An article in the New York Times explains the appearance of this condition which has only happened in modern times. It says:
“People living in industrialized countries have paid some hefty health-related prices for their relatively affluent lives, like high rates of heart disease, cancer, obesity, diabetes and osteoporosis. But there is one extremely common health problem linked to affluence that few are aware of, unless they suddenly become seriously ill. That problem is diverticulosis, out-pouchings in the large intestine resembling weakened areas in tire tubes.”
“Though common in well-developed countries, diverticular disease is virtually unknown in the poorer countries of Asia and Africa, where people subsist mainly on high-fiber vegetable-rich diets. Diverticulosis was unknown in this country too until the early 1900’s, when Americans began moving away from fresh-from-the-earth high-fiber foods and instead adopted diets replete with processed foods made from refined flour lacking the fibrous bran in whole grains.”
“As American diets became richer in meats, fat, sugar, and highly refined processed foods, the plates had less and less room for fruits, vegetables and whole grains.

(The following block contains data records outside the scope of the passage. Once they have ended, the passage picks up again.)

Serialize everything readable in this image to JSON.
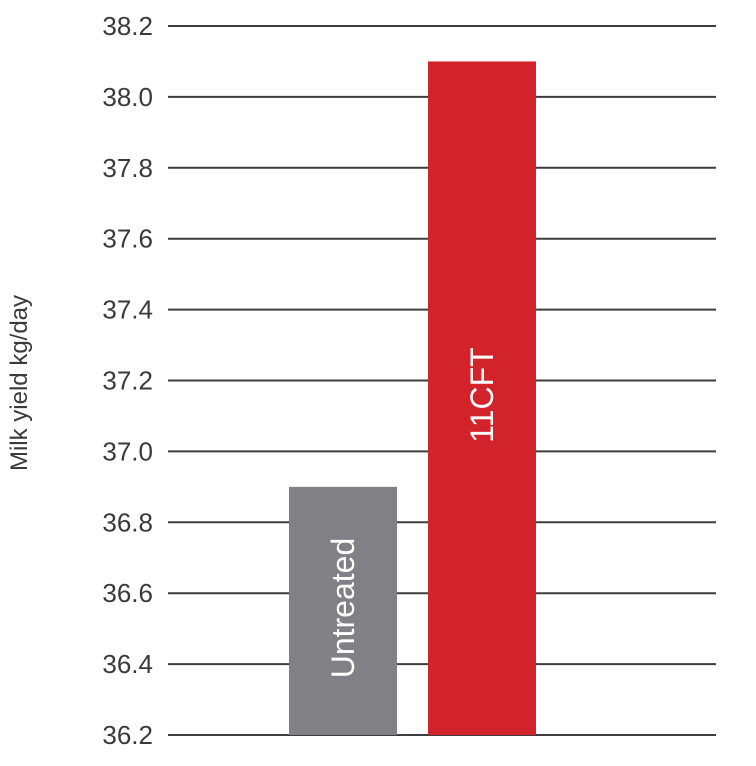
{
  "chart_data": {
    "type": "bar",
    "categories": [
      "Untreated",
      "11CFT"
    ],
    "values": [
      36.9,
      38.1
    ],
    "colors": [
      "#818185",
      "#d2222a"
    ],
    "ylabel": "Milk yield kg/day",
    "ylim": [
      36.2,
      38.2
    ],
    "yticks": [
      36.2,
      36.4,
      36.6,
      36.8,
      37.0,
      37.2,
      37.4,
      37.6,
      37.8,
      38.0,
      38.2
    ],
    "ytick_labels": [
      "36.2",
      "36.4",
      "36.6",
      "36.8",
      "37.0",
      "37.2",
      "37.4",
      "37.6",
      "37.8",
      "38.0",
      "38.2"
    ],
    "grid": true,
    "bar_labels": "inside-rotated"
  }
}
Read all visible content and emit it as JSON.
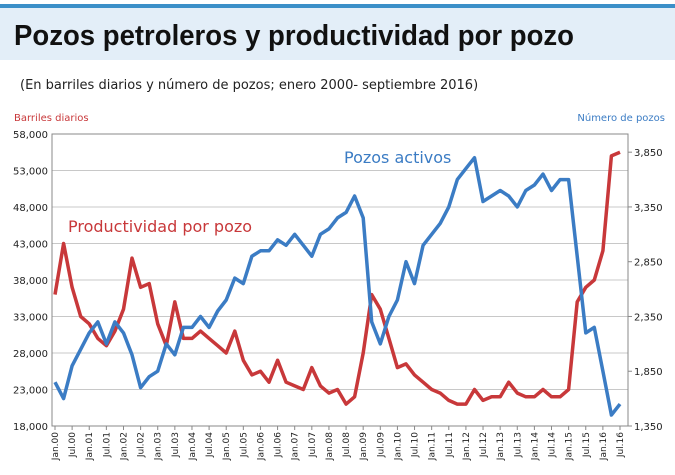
{
  "title": "Pozos petroleros y productividad por pozo",
  "subtitle": "(En barriles diarios y número de pozos; enero 2000- septiembre 2016)",
  "chart_data": {
    "type": "line",
    "ylabel": "Barriles diarios",
    "y2label": "Número de pozos",
    "categories": [
      "Jan.00",
      null,
      "Jul.00",
      null,
      "Jan.01",
      null,
      "Jul.01",
      null,
      "Jan.02",
      null,
      "Jul.02",
      null,
      "Jan.03",
      null,
      "Jul.03",
      null,
      "Jan.04",
      null,
      "Jul.04",
      null,
      "Jan.05",
      null,
      "Jul.05",
      null,
      "Jan.06",
      null,
      "Jul.06",
      null,
      "Jan.07",
      null,
      "Jul.07",
      null,
      "Jan.08",
      null,
      "Jul.08",
      null,
      "Jan.09",
      null,
      "Jul.09",
      null,
      "Jan.10",
      null,
      "Jul.10",
      null,
      "Jan.11",
      null,
      "Jul.11",
      null,
      "Jan.12",
      null,
      "Jul.12",
      null,
      "Jan.13",
      null,
      "Jul.13",
      null,
      "Jan.14",
      null,
      "Jul.14",
      null,
      "Jan.15",
      null,
      "Jul.15",
      null,
      "Jan.16",
      null,
      "Jul.16"
    ],
    "series": [
      {
        "name": "Productividad por pozo",
        "color": "#c8383a",
        "values": [
          36000,
          43000,
          37000,
          33000,
          32000,
          30000,
          29000,
          31000,
          34000,
          41000,
          37000,
          37500,
          32000,
          29000,
          35000,
          30000,
          30000,
          31000,
          30000,
          29000,
          28000,
          31000,
          27000,
          25000,
          25500,
          24000,
          27000,
          24000,
          23500,
          23000,
          26000,
          23500,
          22500,
          23000,
          21000,
          22000,
          28000,
          36000,
          34000,
          30000,
          26000,
          26500,
          25000,
          24000,
          23000,
          22500,
          21500,
          21000,
          21000,
          23000,
          21500,
          22000,
          22000,
          24000,
          22500,
          22000,
          22000,
          23000,
          22000,
          22000,
          23000,
          35000,
          37000,
          38000,
          42000,
          55000,
          55500
        ]
      },
      {
        "name": "Pozos activos",
        "color": "#3b7cc4",
        "axis": "y2",
        "values": [
          1750,
          1600,
          1900,
          2050,
          2200,
          2300,
          2100,
          2300,
          2200,
          2000,
          1700,
          1800,
          1850,
          2100,
          2000,
          2250,
          2250,
          2350,
          2250,
          2400,
          2500,
          2700,
          2650,
          2900,
          2950,
          2950,
          3050,
          3000,
          3100,
          3000,
          2900,
          3100,
          3150,
          3250,
          3300,
          3450,
          3250,
          2300,
          2100,
          2350,
          2500,
          2850,
          2650,
          3000,
          3100,
          3200,
          3350,
          3600,
          3700,
          3800,
          3400,
          3450,
          3500,
          3450,
          3350,
          3500,
          3550,
          3650,
          3500,
          3600,
          3600,
          2900,
          2200,
          2250,
          1850,
          1450,
          1550
        ]
      }
    ],
    "ylim": [
      18000,
      58000
    ],
    "yticks": [
      {
        "value": 18000,
        "label": "18,000"
      },
      {
        "value": 23000,
        "label": "23,000"
      },
      {
        "value": 28000,
        "label": "28,000"
      },
      {
        "value": 33000,
        "label": "33,000"
      },
      {
        "value": 38000,
        "label": "38,000"
      },
      {
        "value": 43000,
        "label": "43,000"
      },
      {
        "value": 48000,
        "label": "48,000"
      },
      {
        "value": 53000,
        "label": "53,000"
      },
      {
        "value": 58000,
        "label": "58,000"
      }
    ],
    "y2lim": [
      1350,
      4016
    ],
    "y2ticks": [
      {
        "value": 1350,
        "label": "1,350"
      },
      {
        "value": 1850,
        "label": "1,850"
      },
      {
        "value": 2350,
        "label": "2,350"
      },
      {
        "value": 2850,
        "label": "2,850"
      },
      {
        "value": 3350,
        "label": "3,350"
      },
      {
        "value": 3850,
        "label": "3,850"
      }
    ],
    "grid": true
  }
}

And despite years of efforts to get people to eat at least five servings a day of fruits and vegetables for their overall health, only about a third of Americans have taken the advice.”
“Both the soluble fibers found in foods like oats and many fruits and the insoluble ones in whole wheat, corn and virtually all plant foods — helps to keep the stool soft and easy to eliminate. Diets lacking in adequate fiber often result in hard stools and constipation, prompting those afflicted to exert excess pressure on the colon when attempting a bowel movement. It is this pressure, repeated over and over through the years, that is believed to be the cause of diverticular pouches.”
The article explains what is known about this condition in terms of avoidance and some recently revised dietary advice from the experts regarding the consumption of nuts and seeds which were thought to be liable to get caught up in the tiny pouches and lead to irritation and inflammation. On this aspect the article says:
“Let me start with some good news for the many millions of people who have been told that they have diverticulosis and should avoid eating foods containing small seeds and that they should never eat nuts.”
“It turns out that this longstanding bit of medical wisdom was based on virtually no scientific evidence, just guesswork, and unless you have already developed inflamed or infected diverticula, your diet need not be so restricted, most experts say.”
“You no longer have to seed tomatoes, you can enjoy strawberries, raspberries and blueberries, and you can even eat nuts as long as you chew them thoroughly.”
So the consensus of expert opinion about diverticulitis seems to be that we should all eat more fruit and vegetables, and you can’t have too much fibre in your diet, no matter what kind it is.